If you have adopted children that do not look like you, you have to learn to ignore some people’s negative reactions. I am writing about the glance that turns into a stare that occasionally turns into a glare.
If you are not familiar with my family, my wife and I are 60 and 52 (Nancy’s birthday is today) and white. Our adopted children are ages two through eight and biracial. Even though they are maternal brothers, they show a lot of ethnic diversity. We look like a United Nations group.
We live in the country outside of Houston, Texas. I like where we live but there a lot of people with “redneck” attitudes. The typical incident occurs when we are “mall walking”. We walk along with the two youngest in a double stroller and the other three acting like hound dogs, easily distracted but willing to come back to us two times out of three.

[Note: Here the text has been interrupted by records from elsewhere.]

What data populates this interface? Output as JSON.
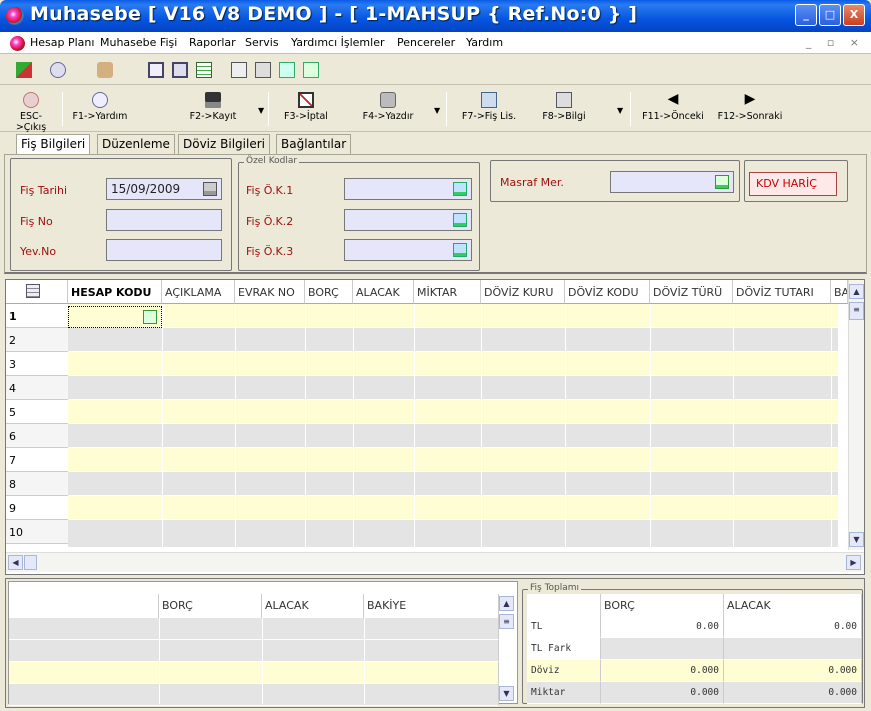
{
  "window": {
    "title": "Muhasebe [ V16 V8 DEMO ]  - [ 1-MAHSUP { Ref.No:0 } ]",
    "min": "_",
    "max": "□",
    "close": "X"
  },
  "menu": {
    "items": [
      "Hesap Planı",
      "Muhasebe Fişi",
      "Raporlar",
      "Servis",
      "Yardımcı İşlemler",
      "Pencereler",
      "Yardım"
    ],
    "mdi": "_ ▫ ×"
  },
  "toolbar": {
    "buttons": [
      {
        "label": "ESC->Çıkış",
        "icon": "close-icon"
      },
      {
        "label": "F1->Yardım",
        "icon": "help-icon"
      },
      {
        "label": "F2->Kayıt",
        "icon": "save-icon"
      },
      {
        "label": "F3->İptal",
        "icon": "cancel-icon"
      },
      {
        "label": "F4->Yazdır",
        "icon": "print-icon"
      },
      {
        "label": "F7->Fiş Lis.",
        "icon": "list-icon"
      },
      {
        "label": "F8->Bilgi",
        "icon": "info-icon"
      },
      {
        "label": "F11->Önceki",
        "icon": "arrow-left-icon"
      },
      {
        "label": "F12->Sonraki",
        "icon": "arrow-right-icon"
      }
    ]
  },
  "tabs": [
    "Fiş Bilgileri",
    "Düzenleme",
    "Döviz Bilgileri",
    "Bağlantılar"
  ],
  "form": {
    "fis_tarihi_label": "Fiş Tarihi",
    "fis_tarihi_value": "15/09/2009",
    "fis_no_label": "Fiş No",
    "yev_no_label": "Yev.No",
    "ozel_kodlar_title": "Özel Kodlar",
    "ok1_label": "Fiş Ö.K.1",
    "ok2_label": "Fiş Ö.K.2",
    "ok3_label": "Fiş Ö.K.3",
    "masraf_label": "Masraf Mer.",
    "kdv_label": "KDV HARİÇ"
  },
  "grid": {
    "columns": [
      "HESAP KODU",
      "AÇIKLAMA",
      "EVRAK NO",
      "BORÇ",
      "ALACAK",
      "MİKTAR",
      "DÖVİZ KURU",
      "DÖVİZ KODU",
      "DÖVİZ TÜRÜ",
      "DÖVİZ TUTARI",
      "BA"
    ],
    "rows": [
      "1",
      "2",
      "3",
      "4",
      "5",
      "6",
      "7",
      "8",
      "9",
      "10"
    ]
  },
  "summary": {
    "columns": [
      "BORÇ",
      "ALACAK",
      "BAKİYE"
    ]
  },
  "fis_toplami": {
    "title": "Fiş Toplamı",
    "columns": [
      "BORÇ",
      "ALACAK"
    ],
    "rows": [
      {
        "label": "TL",
        "borc": "0.00",
        "alacak": "0.00"
      },
      {
        "label": "TL Fark",
        "borc": "",
        "alacak": ""
      },
      {
        "label": "Döviz",
        "borc": "0.000",
        "alacak": "0.000"
      },
      {
        "label": "Miktar",
        "borc": "0.000",
        "alacak": "0.000"
      }
    ]
  }
}
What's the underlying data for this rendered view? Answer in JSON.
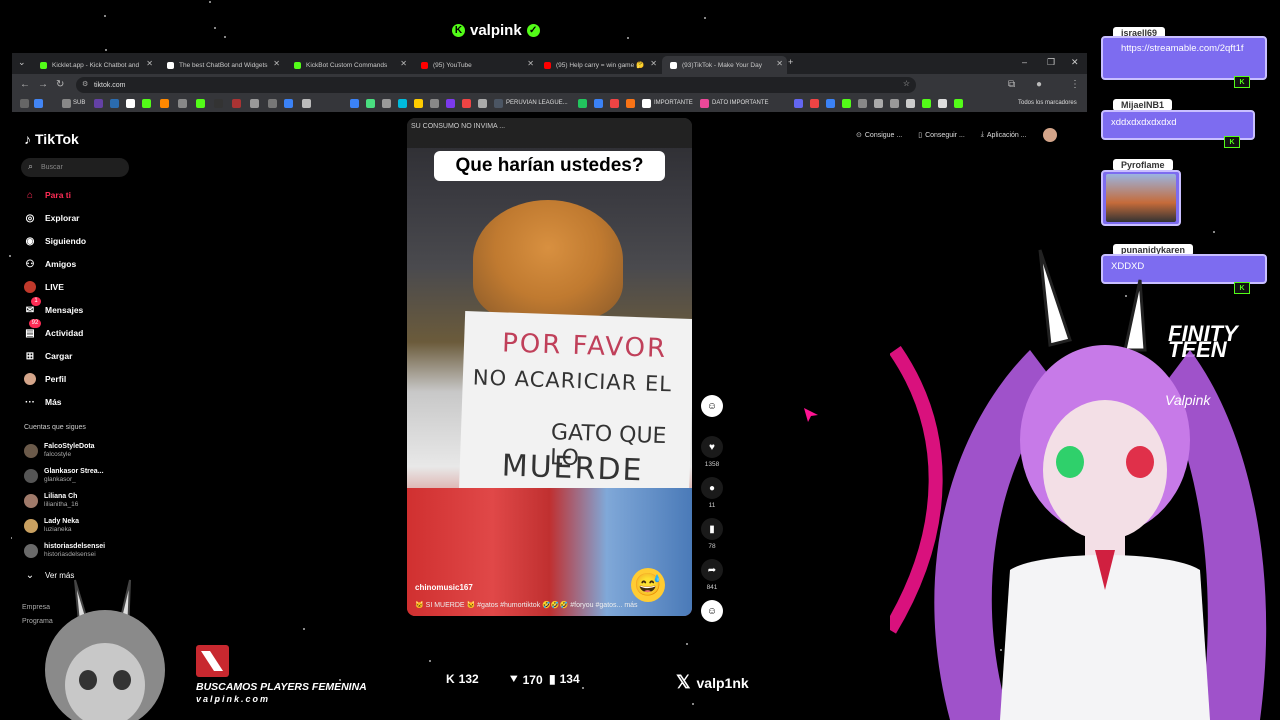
{
  "stream": {
    "channel_name": "valpink",
    "website": "valpink.com",
    "ad_text": "BUSCAMOS PLAYERS FEMENINA",
    "x_handle": "valp1nk",
    "stats": {
      "followers": "132",
      "subs": "170",
      "viewers": "134"
    },
    "avatar_logo": "Valpink"
  },
  "browser": {
    "tabs": [
      {
        "label": "Kicklet.app - Kick Chatbot and",
        "favicon_color": "#53fc18"
      },
      {
        "label": "The best ChatBot and Widgets",
        "favicon_color": "#ffffff"
      },
      {
        "label": "KickBot Custom Commands",
        "favicon_color": "#53fc18"
      },
      {
        "label": "(95) YouTube",
        "favicon_color": "#ff0000"
      },
      {
        "label": "(95) Help carry = win game 🤔",
        "favicon_color": "#ff0000"
      },
      {
        "label": "(93)TikTok - Make Your Day",
        "favicon_color": "#ffffff"
      }
    ],
    "url": "tiktok.com",
    "bookmarks": {
      "sub_label": "SUB",
      "peruvian_league": "PERUVIAN LEAGUE...",
      "importante": "IMPORTANTE",
      "dato_importante": "DATO IMPORTANTE",
      "all_bookmarks": "Todos los marcadores"
    }
  },
  "tiktok": {
    "logo": "TikTok",
    "search_placeholder": "Buscar",
    "nav": [
      {
        "label": "Para ti",
        "icon": "home-icon"
      },
      {
        "label": "Explorar",
        "icon": "compass-icon"
      },
      {
        "label": "Siguiendo",
        "icon": "following-icon"
      },
      {
        "label": "Amigos",
        "icon": "friends-icon"
      },
      {
        "label": "LIVE",
        "icon": "live-icon"
      },
      {
        "label": "Mensajes",
        "icon": "message-icon"
      },
      {
        "label": "Actividad",
        "icon": "activity-icon"
      },
      {
        "label": "Cargar",
        "icon": "upload-icon"
      },
      {
        "label": "Perfil",
        "icon": "profile-icon"
      },
      {
        "label": "Más",
        "icon": "more-icon"
      }
    ],
    "badges": {
      "messages": "1",
      "activity": "92"
    },
    "following_title": "Cuentas que sigues",
    "following": [
      {
        "name": "FalcoStyleDota",
        "handle": "falcostyle"
      },
      {
        "name": "Glankasor Strea...",
        "handle": "glankasor_"
      },
      {
        "name": "Liliana Ch",
        "handle": "lilianitha_16"
      },
      {
        "name": "Lady Neka",
        "handle": "luzianeka"
      },
      {
        "name": "historiasdelsensei",
        "handle": "historiasdelsensei"
      }
    ],
    "see_more": "Ver más",
    "footer_links": [
      "Empresa",
      "Programa"
    ],
    "top_actions": [
      "Consigue ...",
      "Conseguir ...",
      "Aplicación ..."
    ],
    "video": {
      "caption": "Que harían ustedes?",
      "sign_lines": [
        "POR FAVOR",
        "NO ACARICIAR EL",
        "GATO  QUE LO",
        "MUERDE"
      ],
      "top_text": "SU CONSUMO NO INVIMA ...",
      "username": "chinomusic167",
      "description": "🐱 SI MUERDE 🐱 #gatos #humortiktok 🤣🤣🤣 #foryou #gatos... más"
    },
    "actions": {
      "likes": "1358",
      "comments": "11",
      "saves": "78",
      "shares": "841"
    }
  },
  "chat": [
    {
      "user": "israell69",
      "message": "https://streamable.com/2qft1f"
    },
    {
      "user": "MijaelNB1",
      "message": "xddxdxdxdxdxd"
    },
    {
      "user": "Pyroflame",
      "message": ""
    },
    {
      "user": "punanidykaren",
      "message": "XDDXD"
    }
  ],
  "overlay_text": "FINITY\nTEEN"
}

When we pass people going the other way, they sometimes glance and then take a long look. It really bugs me when the long look makes them mad. When the mad look is over, they turn to someone with them, put their hand over their mouth, and say something that causes the other person to look and get mad. Sometimes, they even slowly shake their heads.
When I was younger, I might have said something really rude to someone like that. Now, I am old enough to know that doing that never accomplishes anything positive. Those of you with several young children know what herding the kids at the mall is like. I don’t have time for strangers. The important thing is that I don’t let it bother me, it isn’t worth the trouble.
Recently, I took one of my grown sons and four of the little ones to a cafeteria. I asked one of the table attendants to guess how many of them were my sons. She guessed that only the grown one was mine. I said that all of them were my sons. She gave me a really goofy look and very emphatically said, “Why?” She did not get a tip.